# '74 GTO transmission questions



## CRoberts91 (Dec 9, 2008)

A good friend of mine just picked up a '74 GTO and he needs a new transmission. It originally came with a 3speed auto but he wants to swap it out with a 4speed manual. It will be me and him doing a lot of the work on this thing. From what i have read an Muncie M22 is the best fit and function for this model. correct? it has a 350 bored to a 360 so it needs to be able to handle a good bit of torque. what all will we need to do the swap? does anyone know of a good conversion kit or have any advice from past experience? any help is greatly appreciated. thanks.


----------



## Davids4Speeds (Dec 9, 2008)

*'74 GTO 4 Speed transmision*

A M22 might be a bit of overkill. You may want to consider a M20 (wide ratio) or M21 (close ratio) depending on the rear end gear ratio. The M20 is compatible with your 3 series gears and the M21 with 4.11 or 4.56 gears.If concerned about strenght you can use a HD Muncie (26 spline input/ 32 output). All the Muncies in 1971-74 were HD 26/32 spline. Another inexpensive upgrade would be a cast iron midplate. It stiffens the trans and minimizes flexing. A must for big blocks or high torque motors.
David
262-513-8331


----------



## CRoberts91 (Dec 9, 2008)

So a muncie m20 would bolt right into place in the '74 and withstand around 400hp and ft-lbs, is that right?


----------



## Rukee (Feb 8, 2007)

It's the same tranny they used for the Tri-Power cars so I don't see why not. You'll need the pedal assembly and Z-bar with the rods, a flywheel and clutch assembly, a pilot bearing installed in the back of the crank, bell housing with the pivot ball and clutch release fork, the shifter and inside floor hump and the seal there..... prolly some other stuff too, just having a brain fart right now. :willy:


----------



## geeteeohguy (Feb 2, 2008)

The hardest thing to locate is gonna be the 4 speed console!!! 

Jeff


----------



## CRoberts91 (Dec 9, 2008)

mother mary thats a lot of stuff.  looks like we got some shoppin to do. well, thanks for the info guys. we'll be sure to post some pics once we get her runnin.


----------



## Too Many Projects (Nov 15, 2008)

CRoberts91 said:


> mother mary thats a lot of stuff.  looks like we got some shoppin to do. well, thanks for the info guys. we'll be sure to post some pics once we get her runnin.

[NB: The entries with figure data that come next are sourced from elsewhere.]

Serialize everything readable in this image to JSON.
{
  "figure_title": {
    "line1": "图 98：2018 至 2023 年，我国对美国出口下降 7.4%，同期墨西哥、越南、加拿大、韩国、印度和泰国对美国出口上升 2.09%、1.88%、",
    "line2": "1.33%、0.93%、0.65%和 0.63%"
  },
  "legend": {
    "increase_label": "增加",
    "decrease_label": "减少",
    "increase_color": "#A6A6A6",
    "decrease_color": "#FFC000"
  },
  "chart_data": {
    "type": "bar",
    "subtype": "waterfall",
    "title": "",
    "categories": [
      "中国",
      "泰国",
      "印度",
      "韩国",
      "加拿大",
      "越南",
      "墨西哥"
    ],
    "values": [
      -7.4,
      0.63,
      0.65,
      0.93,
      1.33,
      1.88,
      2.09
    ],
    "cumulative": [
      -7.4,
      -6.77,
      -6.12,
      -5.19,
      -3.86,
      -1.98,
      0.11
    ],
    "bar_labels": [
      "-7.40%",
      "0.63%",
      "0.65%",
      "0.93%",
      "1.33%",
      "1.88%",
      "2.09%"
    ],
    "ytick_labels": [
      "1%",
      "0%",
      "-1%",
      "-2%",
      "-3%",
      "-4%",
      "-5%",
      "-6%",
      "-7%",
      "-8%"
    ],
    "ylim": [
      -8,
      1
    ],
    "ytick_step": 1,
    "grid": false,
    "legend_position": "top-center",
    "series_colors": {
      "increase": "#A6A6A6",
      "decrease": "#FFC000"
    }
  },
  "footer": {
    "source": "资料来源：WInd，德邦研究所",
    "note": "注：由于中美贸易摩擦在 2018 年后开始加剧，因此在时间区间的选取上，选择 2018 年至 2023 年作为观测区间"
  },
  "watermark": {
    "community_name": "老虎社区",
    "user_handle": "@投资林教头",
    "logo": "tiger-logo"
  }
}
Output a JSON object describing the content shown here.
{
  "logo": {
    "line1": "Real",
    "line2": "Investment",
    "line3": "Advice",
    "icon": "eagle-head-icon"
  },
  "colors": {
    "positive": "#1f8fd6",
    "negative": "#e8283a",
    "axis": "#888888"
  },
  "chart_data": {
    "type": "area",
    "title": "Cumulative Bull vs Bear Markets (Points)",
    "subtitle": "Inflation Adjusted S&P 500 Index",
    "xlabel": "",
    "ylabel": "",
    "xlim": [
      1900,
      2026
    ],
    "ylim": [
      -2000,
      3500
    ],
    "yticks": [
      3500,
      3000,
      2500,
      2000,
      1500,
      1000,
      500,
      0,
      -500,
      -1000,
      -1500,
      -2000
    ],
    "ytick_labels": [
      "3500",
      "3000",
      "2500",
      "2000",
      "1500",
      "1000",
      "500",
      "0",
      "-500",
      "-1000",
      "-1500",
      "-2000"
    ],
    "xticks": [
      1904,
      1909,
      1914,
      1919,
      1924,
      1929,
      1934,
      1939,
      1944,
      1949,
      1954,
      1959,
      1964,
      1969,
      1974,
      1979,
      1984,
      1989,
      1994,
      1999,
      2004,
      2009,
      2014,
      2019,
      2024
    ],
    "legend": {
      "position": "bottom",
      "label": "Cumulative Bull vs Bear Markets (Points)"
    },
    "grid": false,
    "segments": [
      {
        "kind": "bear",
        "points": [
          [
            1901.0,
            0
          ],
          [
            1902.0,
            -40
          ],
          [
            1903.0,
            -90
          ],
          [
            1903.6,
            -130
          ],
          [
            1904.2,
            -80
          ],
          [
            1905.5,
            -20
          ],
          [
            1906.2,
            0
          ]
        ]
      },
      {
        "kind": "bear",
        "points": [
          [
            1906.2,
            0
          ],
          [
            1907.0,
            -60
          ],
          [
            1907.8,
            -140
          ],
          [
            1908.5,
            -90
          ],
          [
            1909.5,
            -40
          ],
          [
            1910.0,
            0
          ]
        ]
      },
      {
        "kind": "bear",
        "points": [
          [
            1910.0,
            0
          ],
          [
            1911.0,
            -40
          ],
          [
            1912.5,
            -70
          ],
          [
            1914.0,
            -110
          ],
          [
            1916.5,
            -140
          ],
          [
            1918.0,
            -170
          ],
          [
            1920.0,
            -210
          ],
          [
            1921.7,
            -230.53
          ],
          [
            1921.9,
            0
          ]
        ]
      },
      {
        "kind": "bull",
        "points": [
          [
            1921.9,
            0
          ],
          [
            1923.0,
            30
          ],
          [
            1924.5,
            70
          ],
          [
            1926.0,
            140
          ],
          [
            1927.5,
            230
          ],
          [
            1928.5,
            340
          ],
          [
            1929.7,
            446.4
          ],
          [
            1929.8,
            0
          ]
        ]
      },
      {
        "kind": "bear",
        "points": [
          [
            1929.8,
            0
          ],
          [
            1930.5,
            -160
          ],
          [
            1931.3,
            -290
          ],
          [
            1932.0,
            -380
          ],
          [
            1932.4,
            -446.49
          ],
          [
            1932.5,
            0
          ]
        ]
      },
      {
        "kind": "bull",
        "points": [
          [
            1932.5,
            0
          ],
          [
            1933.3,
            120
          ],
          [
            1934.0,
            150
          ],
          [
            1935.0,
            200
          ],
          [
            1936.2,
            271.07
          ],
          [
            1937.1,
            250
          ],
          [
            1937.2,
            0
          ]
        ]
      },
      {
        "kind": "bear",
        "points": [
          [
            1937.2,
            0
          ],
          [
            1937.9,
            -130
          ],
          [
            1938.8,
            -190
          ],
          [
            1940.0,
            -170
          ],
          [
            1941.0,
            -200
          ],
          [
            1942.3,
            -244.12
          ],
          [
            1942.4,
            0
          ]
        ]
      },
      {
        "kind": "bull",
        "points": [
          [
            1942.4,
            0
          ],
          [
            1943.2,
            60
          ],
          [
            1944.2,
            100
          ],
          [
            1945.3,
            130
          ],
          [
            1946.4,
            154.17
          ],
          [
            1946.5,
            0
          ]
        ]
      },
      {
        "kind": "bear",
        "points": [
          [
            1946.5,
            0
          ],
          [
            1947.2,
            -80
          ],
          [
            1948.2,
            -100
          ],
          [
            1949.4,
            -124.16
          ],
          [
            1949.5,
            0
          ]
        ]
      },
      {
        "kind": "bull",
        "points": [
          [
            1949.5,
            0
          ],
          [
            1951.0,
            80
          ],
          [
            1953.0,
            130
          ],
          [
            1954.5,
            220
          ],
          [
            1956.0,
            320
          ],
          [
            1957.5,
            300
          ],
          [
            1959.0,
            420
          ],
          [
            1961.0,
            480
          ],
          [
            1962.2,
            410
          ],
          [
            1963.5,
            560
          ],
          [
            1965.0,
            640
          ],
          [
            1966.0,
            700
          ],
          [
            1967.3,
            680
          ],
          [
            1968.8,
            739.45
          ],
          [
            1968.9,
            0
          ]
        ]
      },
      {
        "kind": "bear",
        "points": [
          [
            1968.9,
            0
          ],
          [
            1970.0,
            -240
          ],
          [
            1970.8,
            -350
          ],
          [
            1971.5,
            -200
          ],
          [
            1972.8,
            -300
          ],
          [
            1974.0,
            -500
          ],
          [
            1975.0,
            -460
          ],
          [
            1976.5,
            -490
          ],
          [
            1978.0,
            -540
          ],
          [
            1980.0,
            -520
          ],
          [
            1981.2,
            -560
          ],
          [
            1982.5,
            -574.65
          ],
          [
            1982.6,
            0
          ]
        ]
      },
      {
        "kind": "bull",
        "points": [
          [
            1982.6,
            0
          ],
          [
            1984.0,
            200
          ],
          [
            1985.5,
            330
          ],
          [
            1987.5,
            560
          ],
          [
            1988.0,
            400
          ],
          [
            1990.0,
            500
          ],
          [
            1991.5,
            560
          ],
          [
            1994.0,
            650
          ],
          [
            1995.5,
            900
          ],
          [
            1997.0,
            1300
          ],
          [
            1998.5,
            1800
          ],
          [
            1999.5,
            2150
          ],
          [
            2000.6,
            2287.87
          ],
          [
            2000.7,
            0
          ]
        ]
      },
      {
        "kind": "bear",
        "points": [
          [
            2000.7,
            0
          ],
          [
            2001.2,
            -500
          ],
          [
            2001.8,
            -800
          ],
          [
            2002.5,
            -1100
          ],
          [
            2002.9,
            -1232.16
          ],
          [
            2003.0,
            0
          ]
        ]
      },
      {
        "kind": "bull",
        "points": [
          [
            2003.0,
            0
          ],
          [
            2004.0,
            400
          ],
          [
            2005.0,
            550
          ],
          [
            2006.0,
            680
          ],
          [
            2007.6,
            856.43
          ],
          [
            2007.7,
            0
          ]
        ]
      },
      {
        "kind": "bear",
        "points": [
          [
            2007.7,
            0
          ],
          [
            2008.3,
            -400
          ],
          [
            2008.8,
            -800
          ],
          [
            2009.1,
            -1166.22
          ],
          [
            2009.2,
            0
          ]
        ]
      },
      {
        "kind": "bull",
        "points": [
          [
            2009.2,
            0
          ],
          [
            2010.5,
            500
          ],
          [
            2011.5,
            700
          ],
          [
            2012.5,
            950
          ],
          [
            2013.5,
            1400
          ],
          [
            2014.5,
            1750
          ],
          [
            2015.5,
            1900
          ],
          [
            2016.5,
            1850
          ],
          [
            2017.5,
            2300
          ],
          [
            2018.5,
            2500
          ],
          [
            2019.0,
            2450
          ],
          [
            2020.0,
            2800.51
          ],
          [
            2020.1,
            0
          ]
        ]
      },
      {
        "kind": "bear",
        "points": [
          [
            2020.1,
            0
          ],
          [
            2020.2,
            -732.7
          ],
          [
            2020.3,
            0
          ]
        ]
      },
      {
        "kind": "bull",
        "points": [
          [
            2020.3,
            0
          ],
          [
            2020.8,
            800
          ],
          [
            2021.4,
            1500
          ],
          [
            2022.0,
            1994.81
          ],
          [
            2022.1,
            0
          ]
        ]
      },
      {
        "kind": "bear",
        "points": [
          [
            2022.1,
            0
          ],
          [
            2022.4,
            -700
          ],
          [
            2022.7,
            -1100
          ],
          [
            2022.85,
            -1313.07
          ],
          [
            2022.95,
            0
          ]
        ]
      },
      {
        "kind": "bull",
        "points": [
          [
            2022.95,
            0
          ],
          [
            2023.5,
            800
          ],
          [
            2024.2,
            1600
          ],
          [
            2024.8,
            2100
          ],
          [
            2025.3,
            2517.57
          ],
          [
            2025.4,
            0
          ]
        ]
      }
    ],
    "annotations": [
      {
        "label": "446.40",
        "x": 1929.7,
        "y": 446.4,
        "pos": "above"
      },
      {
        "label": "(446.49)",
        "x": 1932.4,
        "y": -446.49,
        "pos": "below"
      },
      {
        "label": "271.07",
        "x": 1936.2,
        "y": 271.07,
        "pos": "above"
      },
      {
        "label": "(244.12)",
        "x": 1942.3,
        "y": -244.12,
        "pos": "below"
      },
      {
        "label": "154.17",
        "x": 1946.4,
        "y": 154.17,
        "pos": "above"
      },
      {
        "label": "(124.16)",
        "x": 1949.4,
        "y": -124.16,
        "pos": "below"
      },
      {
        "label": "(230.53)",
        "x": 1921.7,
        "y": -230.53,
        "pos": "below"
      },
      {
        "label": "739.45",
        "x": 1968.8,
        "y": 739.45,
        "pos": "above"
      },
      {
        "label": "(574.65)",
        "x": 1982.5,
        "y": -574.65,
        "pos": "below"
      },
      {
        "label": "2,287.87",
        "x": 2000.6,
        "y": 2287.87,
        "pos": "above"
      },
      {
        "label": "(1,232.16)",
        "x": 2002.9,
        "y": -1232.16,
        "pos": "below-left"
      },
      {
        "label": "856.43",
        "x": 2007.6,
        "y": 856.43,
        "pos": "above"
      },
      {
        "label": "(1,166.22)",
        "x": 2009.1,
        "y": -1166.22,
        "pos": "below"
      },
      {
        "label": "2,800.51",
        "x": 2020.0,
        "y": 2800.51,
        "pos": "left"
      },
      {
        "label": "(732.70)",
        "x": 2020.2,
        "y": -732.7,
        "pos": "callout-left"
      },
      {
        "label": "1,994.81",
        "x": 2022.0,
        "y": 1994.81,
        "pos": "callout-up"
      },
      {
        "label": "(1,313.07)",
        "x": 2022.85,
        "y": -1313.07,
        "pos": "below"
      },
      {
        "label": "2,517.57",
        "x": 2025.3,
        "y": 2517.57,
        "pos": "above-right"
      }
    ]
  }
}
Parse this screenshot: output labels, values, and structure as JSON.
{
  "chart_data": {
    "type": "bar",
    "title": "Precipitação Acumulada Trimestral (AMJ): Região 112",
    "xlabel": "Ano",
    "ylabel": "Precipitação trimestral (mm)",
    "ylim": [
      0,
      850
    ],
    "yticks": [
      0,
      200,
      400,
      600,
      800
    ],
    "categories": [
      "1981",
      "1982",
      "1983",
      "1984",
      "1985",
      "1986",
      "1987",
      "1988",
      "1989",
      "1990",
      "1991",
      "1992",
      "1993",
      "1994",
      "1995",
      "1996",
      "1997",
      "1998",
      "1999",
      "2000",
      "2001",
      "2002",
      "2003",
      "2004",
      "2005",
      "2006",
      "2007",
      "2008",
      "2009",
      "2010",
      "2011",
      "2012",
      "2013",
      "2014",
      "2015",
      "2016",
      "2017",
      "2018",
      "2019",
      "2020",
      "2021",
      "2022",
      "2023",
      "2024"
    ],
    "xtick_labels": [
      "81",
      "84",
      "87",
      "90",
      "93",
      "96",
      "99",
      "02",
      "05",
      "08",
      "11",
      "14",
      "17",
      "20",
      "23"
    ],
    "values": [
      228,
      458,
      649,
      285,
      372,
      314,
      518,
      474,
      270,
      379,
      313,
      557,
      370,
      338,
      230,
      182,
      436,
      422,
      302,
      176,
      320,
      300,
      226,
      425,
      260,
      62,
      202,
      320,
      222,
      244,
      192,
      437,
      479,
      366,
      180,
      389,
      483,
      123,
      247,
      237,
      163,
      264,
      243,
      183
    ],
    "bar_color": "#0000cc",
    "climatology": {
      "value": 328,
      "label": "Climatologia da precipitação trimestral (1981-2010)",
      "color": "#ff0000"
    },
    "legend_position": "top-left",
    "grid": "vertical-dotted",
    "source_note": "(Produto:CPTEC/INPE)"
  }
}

IF you could find a wrecked or junked car with the pedals, linkage, console, it would be a HUGE advantage over trying to piece all this together from separate sources plus a visual help for where they all go in the car. There are many articles on the web about this conversion to read and see what's involved. Do a google for gm auto to 4 speed swap and see what you get.

Another option to consider might be to move into a later setup with a hydraulic clutch release. IF that would convert easily into the 74, you would eliminate piercing the firewall for the clutch rod and the need for the whole frame bracket, Z-bar, engine mounted mechanical linkage. I'm not savvy to whether the bell housings will interchange to do this swap, but it would be worth exploring.


----------



## CRoberts91 (Dec 9, 2008)

i have been looking for kits and all kinds of stuff, but it seems everything stops at '72. whats the deal? why are the '74 parts so hard to find?


----------



## Too Many Projects (Nov 15, 2008)

CRoberts91 said:


> i have been looking for kits and all kinds of stuff, but it seems everything stops at '72. whats the deal? why are the '74 parts so hard to find?


GM quit building performance cars after 72 and just put automatics in everything.........


----------



## Rukee (Feb 8, 2007)

I'm thinking `72 clutch linkage parts/pedals will fit in your `74.


----------



## Too Many Projects (Nov 15, 2008)

Rukee said:


> I'm thinking `72 clutch linkage parts/pedals will fit in your `74.


That may be the only option. I was surfing car-part.com and google for clutch parts for a 74 LeMans/GTO and they don't seem to exist.........:confused
I was only joking about the performance parts ending in 72, but I may have been more right than I knew....
What other GM model would've been the same for 74? The Malibu shrank in size but may still share drivetrain components. Maybe that would work. 
Anyone have access to a Hollander Interchange for 74 ? That would be a good place to start.


----------